A California biotech company seeking to create fast-growing trees that can rapidly soak up atmospheric carbon dioxide has announced its first experimental results: the firm’s genetically enhanced poplars grew more than 1.5 times faster than unmodified ones in lab trials. Plant scientists applaud the news, but caution that much more work is needed before engineered trees can start to help curb climate change.
“It’s a great first step,” says Sophie Young, a plant biologist at Lancaster University who is not involved in the work. But, she adds, there’s “a big caveat”: The trees grew in a carefully controlled greenhouse as opposed to the outdoors.
Scientists and environmentalists have promoted tree planting as a promising and easily expandable way to draw down atmospheric levels of carbon dioxide, the primary cause of global warming. Trees, which are roughly half carbon by dry weight, absorb the gas from the air and turn it into stable forms of carbon such as wood and roots.
But how fast trees soak up carbon is limited by numerous factors. One key constraint is the rate of photosynthesis, the biochemical process trees use to convert carbon dioxide into sugars and ultimately wood. Nearly all trees use a relatively inefficient form of photosynthesis that produces a toxic byproduct called phosphoglycolate, which the plants must then remove through a process called photorespiration. That uses energy that could otherwise go toward growth.
To sidestep the problem, researchers with a company called Living Carbon used a bacterium to insert genes from pumpkin and green algae into poplar trees. The foreign genes enabled the trees to have lower photorespiration rates and to recycle carbon from phosphoglycolate into sugars essential to growth.
Other researchers previously engineered a similar trait into tobacco plants. But, “To my knowledge [the approach] has never been tested in a tree before,” says Steve Strauss, a forest geneticist at Oregon State University, Corvallis, who serves on Living Carbon’s scientific advisory board and is collaborating with the company on research.

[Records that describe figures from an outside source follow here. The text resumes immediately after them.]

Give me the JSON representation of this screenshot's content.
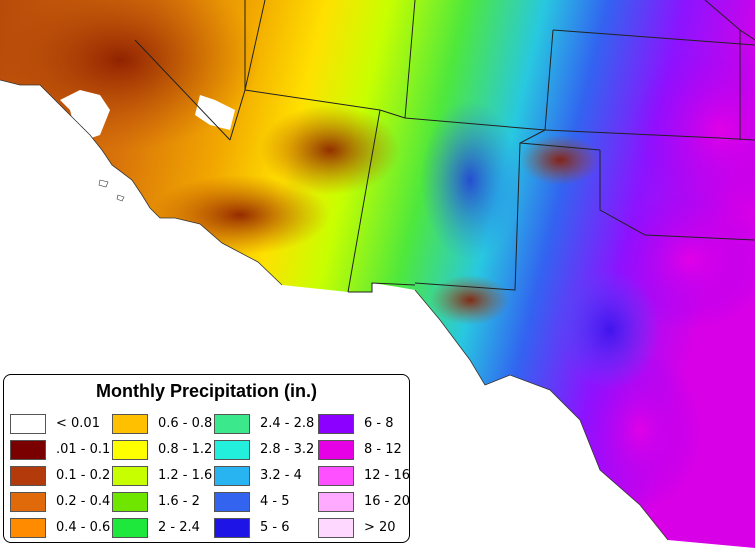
{
  "legend": {
    "title": "Monthly Precipitation (in.)",
    "items": [
      {
        "label": "< 0.01",
        "color": "#ffffff"
      },
      {
        "label": ".01 - 0.1",
        "color": "#7a0000"
      },
      {
        "label": "0.1 - 0.2",
        "color": "#b23a0b"
      },
      {
        "label": "0.2 - 0.4",
        "color": "#e06a0a"
      },
      {
        "label": "0.4 - 0.6",
        "color": "#ff8c00"
      },
      {
        "label": "0.6 - 0.8",
        "color": "#ffc000"
      },
      {
        "label": "0.8 - 1.2",
        "color": "#ffff00"
      },
      {
        "label": "1.2 - 1.6",
        "color": "#c8ff00"
      },
      {
        "label": "1.6 - 2",
        "color": "#6ee600"
      },
      {
        "label": "2 - 2.4",
        "color": "#1ee83c"
      },
      {
        "label": "2.4 - 2.8",
        "color": "#3ce88c"
      },
      {
        "label": "2.8 - 3.2",
        "color": "#22f0dc"
      },
      {
        "label": "3.2 - 4",
        "color": "#28b4f0"
      },
      {
        "label": "4 - 5",
        "color": "#3264f0"
      },
      {
        "label": "5 - 6",
        "color": "#1e14e6"
      },
      {
        "label": "6 - 8",
        "color": "#8c00ff"
      },
      {
        "label": "8 - 12",
        "color": "#e600e6"
      },
      {
        "label": "12 - 16",
        "color": "#ff50ff"
      },
      {
        "label": "16 - 20",
        "color": "#ffaaff"
      },
      {
        "label": "> 20",
        "color": "#ffd8ff"
      }
    ]
  }
}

Living Carbon, founded in 2019, is growing the engineered poplars inside a converted music recording studio in San Francisco. Some of the trees have grown so tall they bumped into the ceiling. “As someone who spends my time on Zoom, it’s very nice” to be in the greenhouse, quips CEO Maddie Hall.
In trials lasting about 4 months, the engineered poplars put on 53% more weight than control trees without the added trait, the company reports in a study posted today on the preprint server bioRxiv, which does not require formal peer review.
Those numbers are “encouraging, but they’re not overwhelming,” says plant biologist Donald Ort of the University of Illinois, Urbana-Champaign, who led the tobacco enhancement project. And he cautions that even promising lab results often falter in more realistic tests. Coddled trees that grow fast indoors may wilt in tougher outdoor conditions or need lots of water and fertilizer to sustain high growth rates. And once nearby trees begin to block sunlight, growth often slows. To test the endurance of Living Carbon’s poplars, Strauss has begun to grow some in a field in Oregon; he hopes to report results next summer.
Even if field trials pan out, Living Carbon could face a lengthy regulatory process in order to sell the trees. In the United States, federal regulators have never approved the release of a tree engineered for fast growth. Their review of a chestnut tree engineered to resist a devastating imported blight has been underway for more than 2 years, with no timetable for completion.
Some advocacy groups, meanwhile, oppose the release of any transgenic trees, fearing unintended ecological impacts. And most programs that certify forest products as sustainable currently forbid the use of engineered species. That creates “an almost de facto market ban” on using them for consumer products, Strauss says. Given all the issues, Ort says commercial deployment of Living Carbon’s trees may be 10 to 15 years away.
Living Carbon may have the resources to weather such a wait. Company leaders say they are backed by nearly $15 million in venture capital funding. And fast-growing trees aren’t the company’s only interest: It is also trying to engineer trees to take up heavy metals from degraded soils. Company leaders hope those metals could give the wood antifungal properties that will reduce its decomposition rate, enabling it to store carbon longer.
Strauss, for one, believes the urgency of addressing the climate crisis outweighs potential risks associated with transgenic trees. “We don’t have the luxury,” he says, “to wait for 30 years and make sure nothing can possibly go wrong.”